Il est intéressant de noter qu’il y a beaucoup de choses en commun entre la “démocratie dirigée” du président Soekarno, et la “démocratie Pancasila” de l’Ordre nouveau fondé par son successeur, le président Soeharto. Tous les deux ont aigrement condamné ce qu’ils appellent la démocratie “occidentale” ou “libérale”, à cause de son “individualisme”, et de ses “libertés individuelles” sans frein. Tout cela, disent-ils, est contraire à la culture et à l’identité indonésiennes, marquées par l’esprit de famille ou le principe familial, et l’esprit ou le principe du gotong royong ou coopération mutuelle. Aujourd’hui, ces termes et même le mot de “libéral” souffrent d’une connotation négative dans le pays. L’Ordre ancien comme l’Ordre nouveau prétendent avoir trouvé le type de démocratie approprié, à savoir la “démocratie indonésienne”, dans la constitution de 1945. C’est pourquoi le régime de l’Ordre nouveau a continué d’adhérer à la constitution de 1945, qui avait été auparavant ré-instaurée par le président Soekarno, par un décret du 5 juillet 1959. Soeharto a fait cela en dépit de toutes ses condamnations à l’encontre de l’Ordre ancien, précisément pour avoir dévié de cette même constitution. Tous les deux ont estimé que l’expérience de la démocratie occidentale, parlementaire et libérale, avait été un échec du système. Ils n’ont pas songé à accuser les Indonésiens eux-mêmes et en particulier les partis politiques et leurs dirigeants de l’époque, pour la manière dont ils ont pratiqué le système. Ceci a été une donnée constante pour l’Ordre ancien comme pour l’Ordre nouveau.
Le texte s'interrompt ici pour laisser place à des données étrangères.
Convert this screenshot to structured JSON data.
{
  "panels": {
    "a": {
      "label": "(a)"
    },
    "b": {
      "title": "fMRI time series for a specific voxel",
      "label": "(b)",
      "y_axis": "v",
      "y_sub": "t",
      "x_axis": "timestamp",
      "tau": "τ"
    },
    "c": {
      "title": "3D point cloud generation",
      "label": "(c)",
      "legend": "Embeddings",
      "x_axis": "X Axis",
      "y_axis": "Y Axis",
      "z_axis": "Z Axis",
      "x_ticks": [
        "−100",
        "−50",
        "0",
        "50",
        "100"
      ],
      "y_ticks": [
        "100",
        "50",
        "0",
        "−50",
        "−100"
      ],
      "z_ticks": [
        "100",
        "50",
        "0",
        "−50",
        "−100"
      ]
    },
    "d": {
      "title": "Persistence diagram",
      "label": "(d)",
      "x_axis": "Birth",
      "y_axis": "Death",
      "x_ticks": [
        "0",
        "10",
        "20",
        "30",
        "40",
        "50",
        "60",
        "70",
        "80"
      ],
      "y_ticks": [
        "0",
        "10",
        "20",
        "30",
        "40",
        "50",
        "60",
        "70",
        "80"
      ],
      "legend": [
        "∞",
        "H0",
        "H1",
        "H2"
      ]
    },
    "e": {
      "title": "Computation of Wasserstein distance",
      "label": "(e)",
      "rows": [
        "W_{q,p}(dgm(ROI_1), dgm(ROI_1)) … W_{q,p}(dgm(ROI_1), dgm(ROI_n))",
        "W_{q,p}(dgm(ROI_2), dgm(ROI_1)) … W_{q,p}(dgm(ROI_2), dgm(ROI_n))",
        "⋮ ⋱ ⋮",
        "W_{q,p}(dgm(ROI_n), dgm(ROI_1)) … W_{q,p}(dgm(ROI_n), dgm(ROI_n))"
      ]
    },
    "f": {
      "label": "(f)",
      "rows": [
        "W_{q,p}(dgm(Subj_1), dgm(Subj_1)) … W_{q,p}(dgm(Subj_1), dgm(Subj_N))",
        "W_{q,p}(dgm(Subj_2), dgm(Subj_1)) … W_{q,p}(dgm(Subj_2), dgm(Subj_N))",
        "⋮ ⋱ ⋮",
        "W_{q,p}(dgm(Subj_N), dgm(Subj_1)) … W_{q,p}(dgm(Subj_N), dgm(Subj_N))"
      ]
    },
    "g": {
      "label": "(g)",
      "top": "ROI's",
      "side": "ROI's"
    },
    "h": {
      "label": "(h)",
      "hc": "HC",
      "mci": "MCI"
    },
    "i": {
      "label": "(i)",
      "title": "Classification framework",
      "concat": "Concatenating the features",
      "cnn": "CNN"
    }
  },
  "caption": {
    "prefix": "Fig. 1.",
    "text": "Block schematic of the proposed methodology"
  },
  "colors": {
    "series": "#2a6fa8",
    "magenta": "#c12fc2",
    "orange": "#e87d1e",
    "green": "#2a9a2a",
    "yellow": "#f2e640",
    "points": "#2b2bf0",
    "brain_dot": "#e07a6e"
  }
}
Pour évaluer les progrès accomplis sous la “démocratie Pancasila“, dans le régime de l’Ordre nouveau, peut-être que les mêmes critiques portées à l’Ordre ancien par l’Ordre nouveau pourraient être appliquées (10). Les pouvoirs du président ont continué d’augmenter en dehors du contrôle de la loi. Au lieu que le président soit subordonné à l’Assemblée consultative, comme il est stipulé par la constitution, la pratique actuelle est exactement le contraire. Ceci s’applique aussi à la Chambre des représentants, dont les membres forment la moitié de l’Assemblée consultative et qui est supposée contrôler le pouvoir exécutif. Ceci semble être dû au fait que la majorité des membres de l’Assemblée consultative sont nommés par le président lui-même, mais aussi au fait que tous les candidats à la Chambre des représentants ou à l’Assemblée consultative sont passés par ce que l’on appelle “le triage spécial”, bien avant les élections générales ou avant leur nomination. Par ailleurs certains ministres en activité ont aussi été nommés membres de l’Assemblée consultative et même membres du comité exécutif de l’Assemblée, qui prépare son ordre du jour. Ceci explique l’influence exercée, à son avantage, par le pouvoir exécutif sur les décisions de l’Assemblé consultative.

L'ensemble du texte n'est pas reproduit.